Anyway, what happened is that the afternoon of the eclipse, I got a phone call from my friend and neighbor E. She started out sounding fine. “I need to ask a favor of you,” she said. She said she had been stung by a wasp a few minutes ago. “And I’m kind of itchy,” she said. “And I’m starting to feel…….” At which point her voice went funny. And I said, “OHMYGODI’LLBERIGHTTHERE!” Apparently, I yelled to the soon-to-be 10th grader that E sounded weird, and I stopped by my bag, grabbed my epipen (generic brand*) and ran across the street. Her front door was open and I ran right in and found her on the kitchen floor, her daughter beside her. E was woozy and bleeding under her lip. She looked grey, except for the hives on her body. Of course my instinct was to remain as calm as humanly possible because her daughter was right there, but I was freaking out. E was conscious, and she struggled to sit up when I came in. I wasn’t sure if I should use the epipen or not, but I decided it was better to use it (was told by paramedics that was the right thing to do, FYI). In fact, I have never used it, even though I carry it because I am allergic to bee stings.

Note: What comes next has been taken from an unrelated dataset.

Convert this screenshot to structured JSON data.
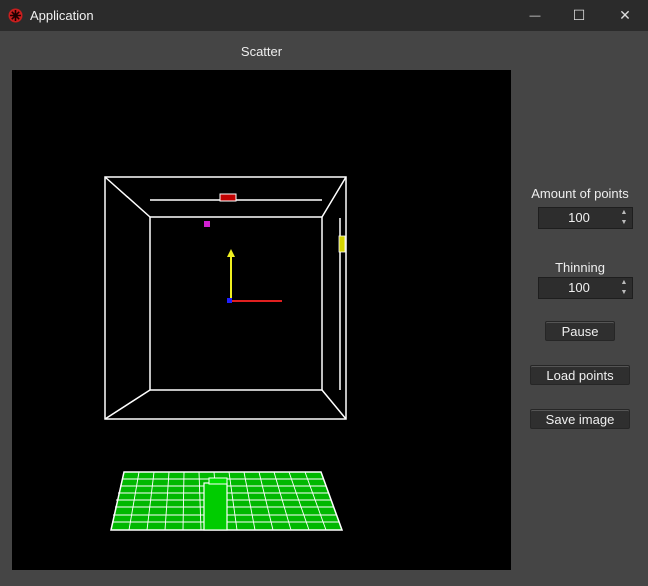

Now, for a middle-aged person to try to read the directions on a small object she is holding in her hands when her hands are shaking like egg beaters is quite the challenge, but I managed to get all of the caps and safeties and whatnot off the dang thing and then put it against her thigh, as trained by my allergist, and pressed on the proper end and heard the click as the needle extended. And then I had her daughter call 911 and give the phone to me. And then we made sure E lay back down and got an icepack for her cut and a pillow for her head and I answered the dispatcher’s questions and flagged down the ambulance and took notes for the EMTs and reassured her daughter she would be fine and helped collect her things to take to the hospital and so forth. Everything turned out fine, and now E has her own epinephrine injector. 

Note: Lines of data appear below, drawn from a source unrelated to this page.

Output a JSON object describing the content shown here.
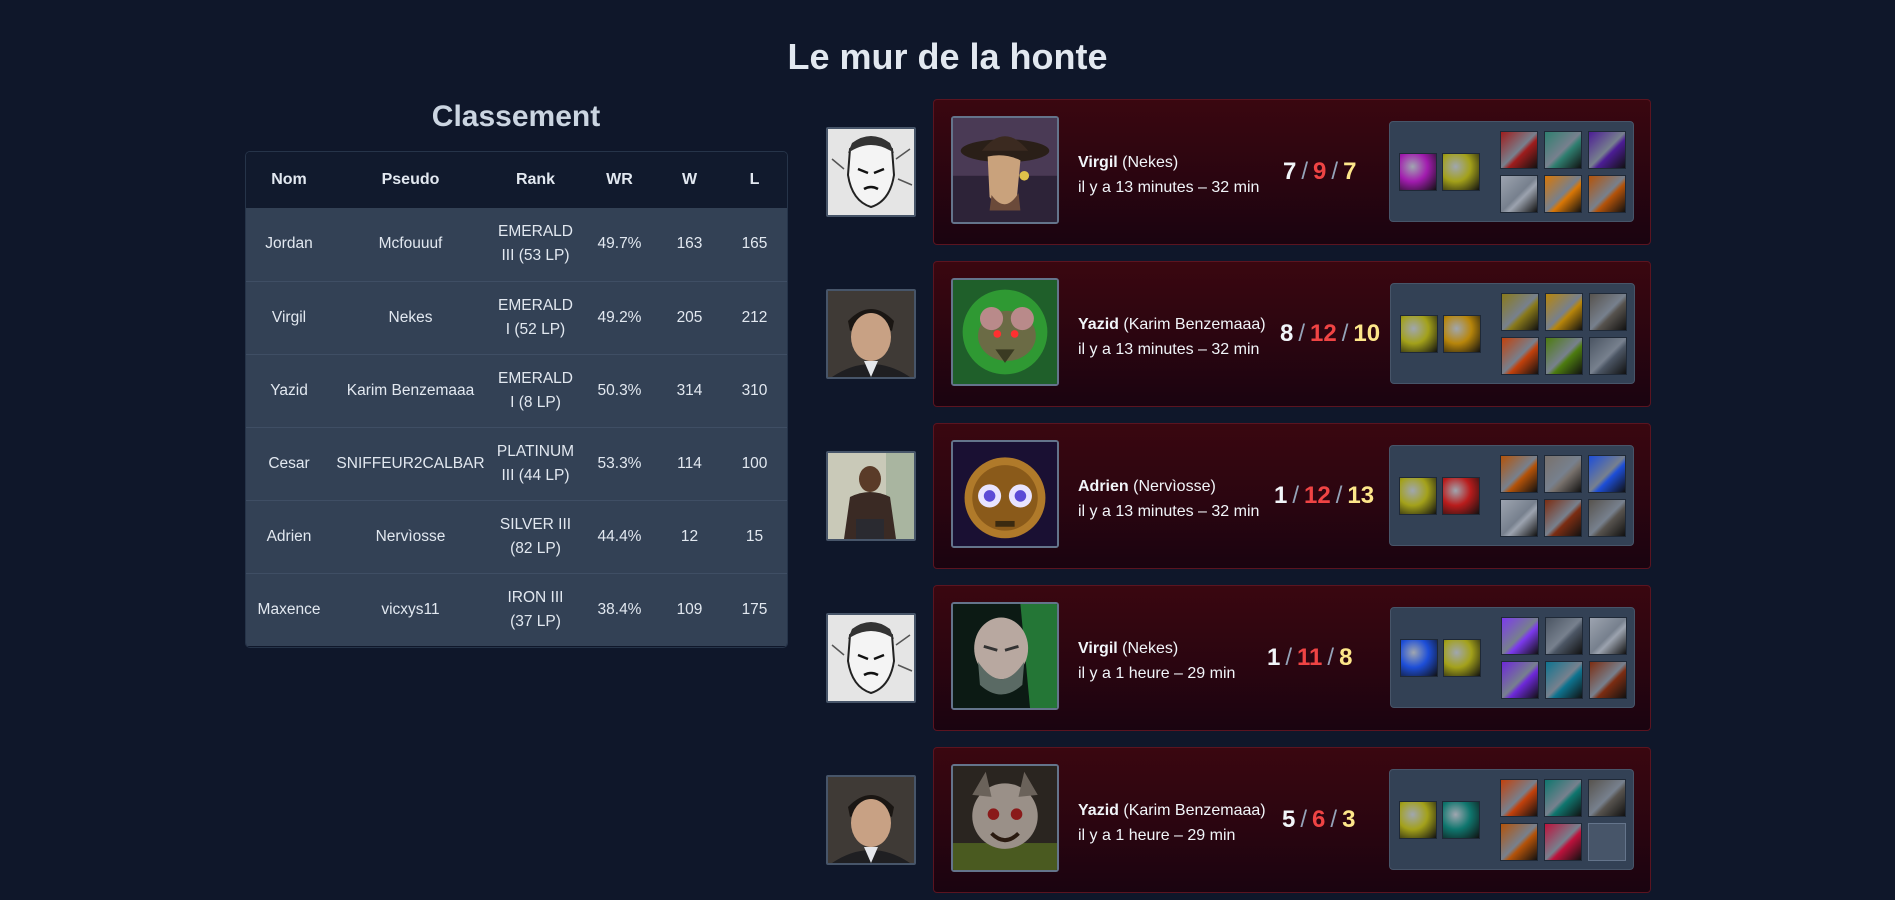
{
  "page": {
    "title": "Le mur de la honte"
  },
  "leaderboard": {
    "title": "Classement",
    "columns": [
      "Nom",
      "Pseudo",
      "Rank",
      "WR",
      "W",
      "L"
    ],
    "rows": [
      {
        "nom": "Jordan",
        "pseudo": "Mcfouuuf",
        "rank_line1": "EMERALD",
        "rank_line2": "III (53 LP)",
        "wr": "49.7%",
        "w": "163",
        "l": "165"
      },
      {
        "nom": "Virgil",
        "pseudo": "Nekes",
        "rank_line1": "EMERALD",
        "rank_line2": "I (52 LP)",
        "wr": "49.2%",
        "w": "205",
        "l": "212"
      },
      {
        "nom": "Yazid",
        "pseudo": "Karim Benzemaaa",
        "rank_line1": "EMERALD",
        "rank_line2": "I (8 LP)",
        "wr": "50.3%",
        "w": "314",
        "l": "310"
      },
      {
        "nom": "Cesar",
        "pseudo": "SNIFFEUR2CALBAR",
        "rank_line1": "PLATINUM",
        "rank_line2": "III (44 LP)",
        "wr": "53.3%",
        "w": "114",
        "l": "100"
      },
      {
        "nom": "Adrien",
        "pseudo": "Nervìosse",
        "rank_line1": "SILVER III",
        "rank_line2": "(82 LP)",
        "wr": "44.4%",
        "w": "12",
        "l": "15"
      },
      {
        "nom": "Maxence",
        "pseudo": "vicxys11",
        "rank_line1": "IRON III",
        "rank_line2": "(37 LP)",
        "wr": "38.4%",
        "w": "109",
        "l": "175"
      }
    ]
  },
  "games": [
    {
      "name": "Virgil",
      "pseudo": "(Nekes)",
      "time": "il y a 13 minutes – 32 min",
      "kills": "7",
      "deaths": "9",
      "assists": "7",
      "avatar_icon": "manga-portrait-icon",
      "champion_icon": "cowboy-hat-champion-icon",
      "spell_colors": [
        "#a21caf",
        "#a3a11a"
      ],
      "item_colors": [
        "#9f1d1d",
        "#2f7f70",
        "#4c1d95",
        "#9ca3af",
        "#d97706",
        "#b45309"
      ]
    },
    {
      "name": "Yazid",
      "pseudo": "(Karim Benzemaaa)",
      "time": "il y a 13 minutes – 32 min",
      "kills": "8",
      "deaths": "12",
      "assists": "10",
      "avatar_icon": "man-portrait-icon",
      "champion_icon": "rat-champion-icon",
      "spell_colors": [
        "#a3a11a",
        "#b8860b"
      ],
      "item_colors": [
        "#8a7a1a",
        "#b8860b",
        "#57534e",
        "#c2410c",
        "#4d7c0f",
        "#4b5563"
      ]
    },
    {
      "name": "Adrien",
      "pseudo": "(Nervìosse)",
      "time": "il y a 13 minutes – 32 min",
      "kills": "1",
      "deaths": "12",
      "assists": "13",
      "avatar_icon": "man-standing-icon",
      "champion_icon": "robot-champion-icon",
      "spell_colors": [
        "#a3a11a",
        "#b91c1c"
      ],
      "item_colors": [
        "#b45309",
        "#78716c",
        "#1d4ed8",
        "#9ca3af",
        "#7c2d12",
        "#57534e"
      ]
    },
    {
      "name": "Virgil",
      "pseudo": "(Nekes)",
      "time": "il y a 1 heure – 29 min",
      "kills": "1",
      "deaths": "11",
      "assists": "8",
      "avatar_icon": "manga-portrait-icon",
      "champion_icon": "masked-champion-icon",
      "spell_colors": [
        "#1d4ed8",
        "#a3a11a"
      ],
      "item_colors": [
        "#7c3aed",
        "#4b5563",
        "#9ca3af",
        "#6d28d9",
        "#0e7490",
        "#7c2d12"
      ]
    },
    {
      "name": "Yazid",
      "pseudo": "(Karim Benzemaaa)",
      "time": "il y a 1 heure – 29 min",
      "kills": "5",
      "deaths": "6",
      "assists": "3",
      "avatar_icon": "man-portrait-icon",
      "champion_icon": "beast-champion-icon",
      "spell_colors": [
        "#a3a11a",
        "#0f766e"
      ],
      "item_colors": [
        "#c2410c",
        "#0f766e",
        "#57534e",
        "#b45309",
        "#be123c",
        ""
      ]
    }
  ]
}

That was then, and now here was E on my couch, drinking prosecco with me. I could easily have not been home when she called that afternoon. I could easily not have thought to bring my epipen. However, I was and I did. Furthermore, I managed to respond with clarity appropriately in an emergency. I may have saved a life. So I have to say, it did occur to me that perhaps that disaster was a transformational moment when I was at my best, even though perhaps I would like my best not to include as much adrenaline, terror, and peril as it did. 



* When I called my doctor a couple of days later to get a new prescription for an epinephrine injector, I told the nurse that the generic had been really hard to use, and I requested the name brand Epipen. I’m pretty sure that’s what led to the insurer to cover it. I spoke up about the difficulty I had using the generic. I have the new Epipen now, and I’ve made sure the husband and the tenth grader know how to use it.